I wondered if someone would check my work concerning an Atwood's Machine. (I am led to believe the answers for these two questions should be the same but I'm not coming out that way.)Thank you!
8.) Caluclate the tension in the Atwood's Machine string for the case when m2 is 180 grams and m1 is 220 grams. Assume system is moving freely. The desired tension value is tension in string connected to 220 gram mass.
m1(g) -m2(g) = ma
.220(9.8) -.180(9.8) = .400a
2.156-1.764 = .400a
a=.98m/s^2
T - m1g = ma
T - .220(9.8) = .220(9.8)
T - 2.156 = .2156
T = 2.37
9.) Caluclate the tension in the Atwood's Machine string for the case when m2 is 180 grams and m1 is 220 grams. Assume system is moving freely. The desired tension value is tension in string connected to 180gram mass.
m1(g) -m2(g) = ma
.220(9.8) -.180(9.8) = .400a
2.156-1.764 = .400a
a=.98m/s^2
T - m2g = ma
T - .180(9.8) = .180(9.8)
T - 1.764 = .1764
T = 1.94
To check your work on the Atwood's Machine problem, we need to use the correct equations and calculations.
For question 8:
The equation relating the masses and acceleration in an Atwood's Machine is:
m1(g) - m2(g) = ma
Given:
m1 = 220 grams = 0.22 kg
m2 = 180 grams = 0.18 kg
g = 9.8 m/s^2 (acceleration due to gravity)

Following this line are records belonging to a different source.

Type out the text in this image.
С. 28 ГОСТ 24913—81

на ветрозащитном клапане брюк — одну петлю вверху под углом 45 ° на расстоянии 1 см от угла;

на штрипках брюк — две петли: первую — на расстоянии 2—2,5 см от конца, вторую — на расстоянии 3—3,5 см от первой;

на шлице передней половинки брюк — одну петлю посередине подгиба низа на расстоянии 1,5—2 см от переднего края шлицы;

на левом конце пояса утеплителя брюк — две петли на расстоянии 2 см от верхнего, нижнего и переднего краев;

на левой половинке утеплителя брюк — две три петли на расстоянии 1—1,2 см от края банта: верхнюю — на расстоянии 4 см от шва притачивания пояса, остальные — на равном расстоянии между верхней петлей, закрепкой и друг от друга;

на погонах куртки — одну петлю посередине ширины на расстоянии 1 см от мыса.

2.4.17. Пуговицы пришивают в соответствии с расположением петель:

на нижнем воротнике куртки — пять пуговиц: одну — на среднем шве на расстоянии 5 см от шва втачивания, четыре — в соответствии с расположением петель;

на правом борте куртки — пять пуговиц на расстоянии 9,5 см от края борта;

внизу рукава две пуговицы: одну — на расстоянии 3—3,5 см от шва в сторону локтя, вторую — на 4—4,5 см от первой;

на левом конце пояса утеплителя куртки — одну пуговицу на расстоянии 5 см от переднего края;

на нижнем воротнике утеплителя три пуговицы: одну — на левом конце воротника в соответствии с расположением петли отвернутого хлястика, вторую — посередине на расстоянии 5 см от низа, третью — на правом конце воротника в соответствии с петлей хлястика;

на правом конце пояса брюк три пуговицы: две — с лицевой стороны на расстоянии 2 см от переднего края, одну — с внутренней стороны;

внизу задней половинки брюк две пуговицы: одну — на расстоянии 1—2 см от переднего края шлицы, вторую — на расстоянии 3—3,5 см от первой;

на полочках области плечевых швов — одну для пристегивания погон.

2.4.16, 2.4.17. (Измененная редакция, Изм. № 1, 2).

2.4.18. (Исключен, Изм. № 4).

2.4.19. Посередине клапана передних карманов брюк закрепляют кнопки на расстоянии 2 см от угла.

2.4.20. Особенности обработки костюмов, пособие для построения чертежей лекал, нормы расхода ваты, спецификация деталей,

Let's calculate the acceleration (a) first:
0.22(9.8) - 0.18(9.8) = 0.4a
2.156 - 1.764 = 0.4a
0.392 = 0.4a
a = 0.392 / 0.4
a = 0.98 m/s^2
Next, calculate the tension (T) in the string connected to the 220 gram mass using the equation:
T - m1g = ma
T - 0.22(9.8) = 0.22(0.98)
T - 2.156 = 0.2156
T = 2.3716 N
So, the tension in the string connected to the 220 gram mass is approximately 2.37 N.
For question 9:
Similarly, let's calculate the acceleration first using the same equation:
0.22(9.8) - 0.18(9.8) = 0.4a
2.156 - 1.764 = 0.4a
0.392 = 0.4a
a = 0.392 / 0.4
a = 0.98 m/s^2
Now, calculate the tension (T) in the string connected to the 180 gram mass using the equation:
T - m2g = ma
T - 0.18(9.8) = 0.18(0.98)
T - 1.764 = 0.1764
T = 1.9404 N
So, the tension in the string connected to the 180 gram mass is approximately 1.94 N.
Therefore, your calculated values for both questions are correct.